2.  De Commissie brengt uiterlijk 5 mei 2022 en vervolgens om de drie jaar, aan het Europees Parlement en aan de Raad verslag uit over de toepassing van deze richtlijn. In dit verslag beoordeelt de Commissie de toepassing van deze richtlijn op het gebied van het recht op rechtsbijstand in strafprocedures en in procedures ter uitvoering van een Europees aanhoudingsbevel.

▼B

Artikel 11

Non-regressie

Geen enkele bepaling van deze richtlijn mag worden opgevat als een beperking of afwijking van de rechten en procedurele waarborgen die zijn vastgelegd in het Handvest, het EVRM, of andere relevante bepalingen van het internationaal recht of van het recht van een lidstaat die een hoger beschermingsniveau biedt.

Artikel 12

Omzetting

▼C1

1.  De lidstaten doen de nodige wettelijke en bestuursrechtelijke bepalingen in werking treden om uiterlijk 5 mei 2019 aan deze richtlijn te voldoen.
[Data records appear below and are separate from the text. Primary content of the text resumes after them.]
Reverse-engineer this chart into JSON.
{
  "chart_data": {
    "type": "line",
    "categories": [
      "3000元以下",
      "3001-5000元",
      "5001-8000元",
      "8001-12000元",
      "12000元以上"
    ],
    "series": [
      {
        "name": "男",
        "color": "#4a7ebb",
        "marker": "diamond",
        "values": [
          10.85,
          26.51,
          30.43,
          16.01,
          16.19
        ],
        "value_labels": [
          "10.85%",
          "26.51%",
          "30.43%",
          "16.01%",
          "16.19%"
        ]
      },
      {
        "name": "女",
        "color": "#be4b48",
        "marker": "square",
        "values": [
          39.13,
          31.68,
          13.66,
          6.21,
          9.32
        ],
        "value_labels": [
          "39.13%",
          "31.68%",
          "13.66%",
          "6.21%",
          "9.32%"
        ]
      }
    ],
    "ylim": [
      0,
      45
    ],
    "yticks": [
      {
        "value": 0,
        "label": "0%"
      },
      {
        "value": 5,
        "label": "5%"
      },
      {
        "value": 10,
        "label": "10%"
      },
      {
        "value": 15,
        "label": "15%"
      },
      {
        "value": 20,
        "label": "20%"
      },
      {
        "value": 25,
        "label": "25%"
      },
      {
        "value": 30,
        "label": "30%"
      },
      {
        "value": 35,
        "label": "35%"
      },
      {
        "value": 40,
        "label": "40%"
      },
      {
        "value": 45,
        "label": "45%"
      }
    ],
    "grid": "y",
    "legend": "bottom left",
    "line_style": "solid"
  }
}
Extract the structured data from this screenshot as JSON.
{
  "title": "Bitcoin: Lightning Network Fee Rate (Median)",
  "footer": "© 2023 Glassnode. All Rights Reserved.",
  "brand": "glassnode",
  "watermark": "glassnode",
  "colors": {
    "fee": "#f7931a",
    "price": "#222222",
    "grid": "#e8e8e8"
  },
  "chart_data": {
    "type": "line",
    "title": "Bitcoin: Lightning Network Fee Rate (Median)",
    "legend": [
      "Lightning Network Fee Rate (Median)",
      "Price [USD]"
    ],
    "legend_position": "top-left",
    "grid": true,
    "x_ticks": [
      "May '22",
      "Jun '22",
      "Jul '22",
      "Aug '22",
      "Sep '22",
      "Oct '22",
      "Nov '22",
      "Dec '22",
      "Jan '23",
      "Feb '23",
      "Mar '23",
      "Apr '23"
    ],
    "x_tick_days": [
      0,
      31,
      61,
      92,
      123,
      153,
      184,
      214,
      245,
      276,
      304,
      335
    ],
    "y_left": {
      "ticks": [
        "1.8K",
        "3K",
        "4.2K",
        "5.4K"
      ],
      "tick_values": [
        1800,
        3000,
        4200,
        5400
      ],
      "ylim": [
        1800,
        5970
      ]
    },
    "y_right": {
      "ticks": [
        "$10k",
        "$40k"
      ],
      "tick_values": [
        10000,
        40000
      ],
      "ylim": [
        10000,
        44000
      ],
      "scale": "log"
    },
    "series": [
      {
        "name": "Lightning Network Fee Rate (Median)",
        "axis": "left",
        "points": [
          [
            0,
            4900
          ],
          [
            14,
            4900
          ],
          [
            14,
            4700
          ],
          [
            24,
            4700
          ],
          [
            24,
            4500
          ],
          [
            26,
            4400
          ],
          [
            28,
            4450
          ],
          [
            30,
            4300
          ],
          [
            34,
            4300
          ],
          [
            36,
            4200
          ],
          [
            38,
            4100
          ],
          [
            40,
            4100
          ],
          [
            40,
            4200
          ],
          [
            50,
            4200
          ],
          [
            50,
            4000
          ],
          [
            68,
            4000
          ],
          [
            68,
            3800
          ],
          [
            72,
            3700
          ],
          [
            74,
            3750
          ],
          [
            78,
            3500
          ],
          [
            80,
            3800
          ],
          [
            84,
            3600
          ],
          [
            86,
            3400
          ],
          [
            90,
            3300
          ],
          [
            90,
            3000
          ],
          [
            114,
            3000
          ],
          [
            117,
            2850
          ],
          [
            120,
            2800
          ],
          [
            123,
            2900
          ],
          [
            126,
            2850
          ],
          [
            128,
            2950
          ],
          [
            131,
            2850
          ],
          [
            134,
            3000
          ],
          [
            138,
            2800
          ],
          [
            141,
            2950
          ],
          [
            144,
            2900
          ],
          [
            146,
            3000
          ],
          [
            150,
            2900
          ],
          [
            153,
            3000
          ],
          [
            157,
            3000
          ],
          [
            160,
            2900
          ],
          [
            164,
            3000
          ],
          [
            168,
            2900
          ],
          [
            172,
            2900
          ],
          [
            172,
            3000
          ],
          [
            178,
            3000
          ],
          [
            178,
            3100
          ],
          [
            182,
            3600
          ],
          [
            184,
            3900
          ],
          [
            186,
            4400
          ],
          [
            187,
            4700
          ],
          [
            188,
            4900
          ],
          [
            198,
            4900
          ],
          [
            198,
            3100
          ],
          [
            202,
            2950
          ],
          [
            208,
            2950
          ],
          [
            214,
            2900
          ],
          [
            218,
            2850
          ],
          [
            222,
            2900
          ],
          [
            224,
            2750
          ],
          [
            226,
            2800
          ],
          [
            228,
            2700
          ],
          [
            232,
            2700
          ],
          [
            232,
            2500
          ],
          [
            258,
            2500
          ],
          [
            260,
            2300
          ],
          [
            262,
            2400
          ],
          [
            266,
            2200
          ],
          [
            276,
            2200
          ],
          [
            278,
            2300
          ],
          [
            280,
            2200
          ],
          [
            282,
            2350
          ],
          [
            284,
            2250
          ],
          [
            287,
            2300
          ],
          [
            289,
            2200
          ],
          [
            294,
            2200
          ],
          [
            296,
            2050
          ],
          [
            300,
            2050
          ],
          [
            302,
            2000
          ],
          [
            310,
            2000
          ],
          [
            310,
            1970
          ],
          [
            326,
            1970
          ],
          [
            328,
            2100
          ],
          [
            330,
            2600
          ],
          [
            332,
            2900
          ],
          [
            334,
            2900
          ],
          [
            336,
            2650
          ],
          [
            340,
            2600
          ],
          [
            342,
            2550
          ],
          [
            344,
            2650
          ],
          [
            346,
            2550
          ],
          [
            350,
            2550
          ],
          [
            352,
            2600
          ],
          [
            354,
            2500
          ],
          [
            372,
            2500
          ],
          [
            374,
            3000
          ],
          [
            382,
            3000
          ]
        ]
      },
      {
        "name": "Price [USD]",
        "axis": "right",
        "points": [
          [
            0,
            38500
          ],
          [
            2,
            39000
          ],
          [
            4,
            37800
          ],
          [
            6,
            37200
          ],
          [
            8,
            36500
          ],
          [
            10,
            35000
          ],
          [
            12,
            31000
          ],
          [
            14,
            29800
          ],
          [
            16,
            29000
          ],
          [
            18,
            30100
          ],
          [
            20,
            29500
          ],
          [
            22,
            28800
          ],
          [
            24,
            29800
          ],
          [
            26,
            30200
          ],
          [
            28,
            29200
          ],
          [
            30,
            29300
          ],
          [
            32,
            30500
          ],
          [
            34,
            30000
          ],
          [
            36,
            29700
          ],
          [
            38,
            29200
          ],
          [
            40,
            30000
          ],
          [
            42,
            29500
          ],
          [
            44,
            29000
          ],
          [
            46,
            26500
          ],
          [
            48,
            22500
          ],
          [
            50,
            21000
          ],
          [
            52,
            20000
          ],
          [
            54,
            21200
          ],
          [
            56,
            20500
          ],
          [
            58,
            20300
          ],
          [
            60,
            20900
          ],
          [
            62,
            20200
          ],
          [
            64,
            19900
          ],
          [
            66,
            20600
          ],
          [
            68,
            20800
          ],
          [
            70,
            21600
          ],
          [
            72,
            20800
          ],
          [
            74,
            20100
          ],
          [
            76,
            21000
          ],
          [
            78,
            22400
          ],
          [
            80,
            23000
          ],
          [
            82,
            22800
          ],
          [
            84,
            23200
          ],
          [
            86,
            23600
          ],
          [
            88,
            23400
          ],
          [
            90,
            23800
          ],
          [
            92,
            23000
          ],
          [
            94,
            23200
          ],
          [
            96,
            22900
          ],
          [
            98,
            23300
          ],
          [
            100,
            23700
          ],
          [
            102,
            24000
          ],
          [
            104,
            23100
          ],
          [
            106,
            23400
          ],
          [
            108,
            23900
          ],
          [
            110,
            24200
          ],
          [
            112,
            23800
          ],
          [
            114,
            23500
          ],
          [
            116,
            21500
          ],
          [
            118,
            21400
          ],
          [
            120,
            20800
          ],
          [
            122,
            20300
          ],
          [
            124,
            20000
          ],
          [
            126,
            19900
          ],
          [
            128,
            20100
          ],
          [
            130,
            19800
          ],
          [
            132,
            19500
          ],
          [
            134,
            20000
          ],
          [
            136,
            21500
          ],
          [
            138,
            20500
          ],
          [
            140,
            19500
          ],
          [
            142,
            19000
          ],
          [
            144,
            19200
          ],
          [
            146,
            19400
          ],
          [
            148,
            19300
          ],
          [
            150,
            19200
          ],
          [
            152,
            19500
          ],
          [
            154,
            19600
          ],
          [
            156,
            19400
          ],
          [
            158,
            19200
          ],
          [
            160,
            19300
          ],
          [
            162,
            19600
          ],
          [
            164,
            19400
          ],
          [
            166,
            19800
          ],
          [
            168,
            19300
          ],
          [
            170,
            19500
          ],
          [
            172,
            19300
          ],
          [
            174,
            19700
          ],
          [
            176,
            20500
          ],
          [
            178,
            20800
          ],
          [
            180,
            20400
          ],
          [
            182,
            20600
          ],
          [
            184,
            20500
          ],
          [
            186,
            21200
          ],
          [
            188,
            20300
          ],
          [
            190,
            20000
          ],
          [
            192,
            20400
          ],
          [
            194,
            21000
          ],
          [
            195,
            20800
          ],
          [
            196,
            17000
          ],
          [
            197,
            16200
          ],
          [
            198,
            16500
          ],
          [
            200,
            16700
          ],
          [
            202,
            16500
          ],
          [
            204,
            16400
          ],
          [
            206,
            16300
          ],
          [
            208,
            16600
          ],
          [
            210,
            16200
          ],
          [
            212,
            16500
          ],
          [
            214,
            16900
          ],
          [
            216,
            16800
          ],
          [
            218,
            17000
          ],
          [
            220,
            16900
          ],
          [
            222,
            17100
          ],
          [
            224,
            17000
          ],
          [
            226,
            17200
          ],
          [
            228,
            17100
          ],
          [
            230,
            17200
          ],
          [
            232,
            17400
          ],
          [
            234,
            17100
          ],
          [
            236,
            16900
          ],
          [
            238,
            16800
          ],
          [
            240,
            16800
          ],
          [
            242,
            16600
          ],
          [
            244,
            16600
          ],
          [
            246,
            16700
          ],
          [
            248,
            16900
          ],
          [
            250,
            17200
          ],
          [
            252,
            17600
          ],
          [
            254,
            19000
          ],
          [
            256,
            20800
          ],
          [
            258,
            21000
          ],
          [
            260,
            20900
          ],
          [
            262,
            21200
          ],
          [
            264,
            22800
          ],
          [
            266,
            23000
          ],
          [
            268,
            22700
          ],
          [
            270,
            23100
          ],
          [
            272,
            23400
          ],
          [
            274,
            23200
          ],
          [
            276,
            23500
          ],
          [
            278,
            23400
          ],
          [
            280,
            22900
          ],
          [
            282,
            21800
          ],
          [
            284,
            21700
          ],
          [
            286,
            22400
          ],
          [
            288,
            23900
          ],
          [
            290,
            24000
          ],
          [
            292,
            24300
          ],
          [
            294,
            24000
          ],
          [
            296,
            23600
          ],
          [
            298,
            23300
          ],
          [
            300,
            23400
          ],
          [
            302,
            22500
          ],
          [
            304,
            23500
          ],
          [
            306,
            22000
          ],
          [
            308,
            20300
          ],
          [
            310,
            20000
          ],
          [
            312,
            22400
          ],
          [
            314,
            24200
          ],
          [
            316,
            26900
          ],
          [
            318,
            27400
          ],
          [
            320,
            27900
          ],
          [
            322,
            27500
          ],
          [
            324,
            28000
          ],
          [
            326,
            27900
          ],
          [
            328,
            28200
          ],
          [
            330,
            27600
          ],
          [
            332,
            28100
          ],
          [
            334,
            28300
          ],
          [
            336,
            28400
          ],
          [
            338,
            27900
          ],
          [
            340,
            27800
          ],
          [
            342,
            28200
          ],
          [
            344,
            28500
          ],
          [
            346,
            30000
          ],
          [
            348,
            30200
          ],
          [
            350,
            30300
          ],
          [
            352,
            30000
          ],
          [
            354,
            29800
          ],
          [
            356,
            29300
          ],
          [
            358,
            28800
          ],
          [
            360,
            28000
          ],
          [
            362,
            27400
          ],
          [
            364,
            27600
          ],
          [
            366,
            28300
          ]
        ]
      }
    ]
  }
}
Zij stellen de Commissie daarvan onmiddellijk in kennis.

▼B

Wanneer de lidstaten die bepalingen aannemen, wordt daarin of bij de officiële bekendmaking daarvan naar deze richtlijn verwezen. De methoden voor deze verwijzing worden vastgesteld door de lidstaten.

2.  De lidstaten stellen de Commissie in kennis van de tekst van de nationaalrechtelijke bepalingen die zij op het onder deze richtlijn vallende gebied vaststellen.

Artikel 13

Inwerkingtreding

Deze richtlijn treedt in werking op de twintigste dag na die van de bekendmaking ervan in het Publicatieblad van de Europese Unie.

Artikel 14

Adressaten

Deze richtlijn is gericht tot de lidstaten overeenkomstig de Verdragen.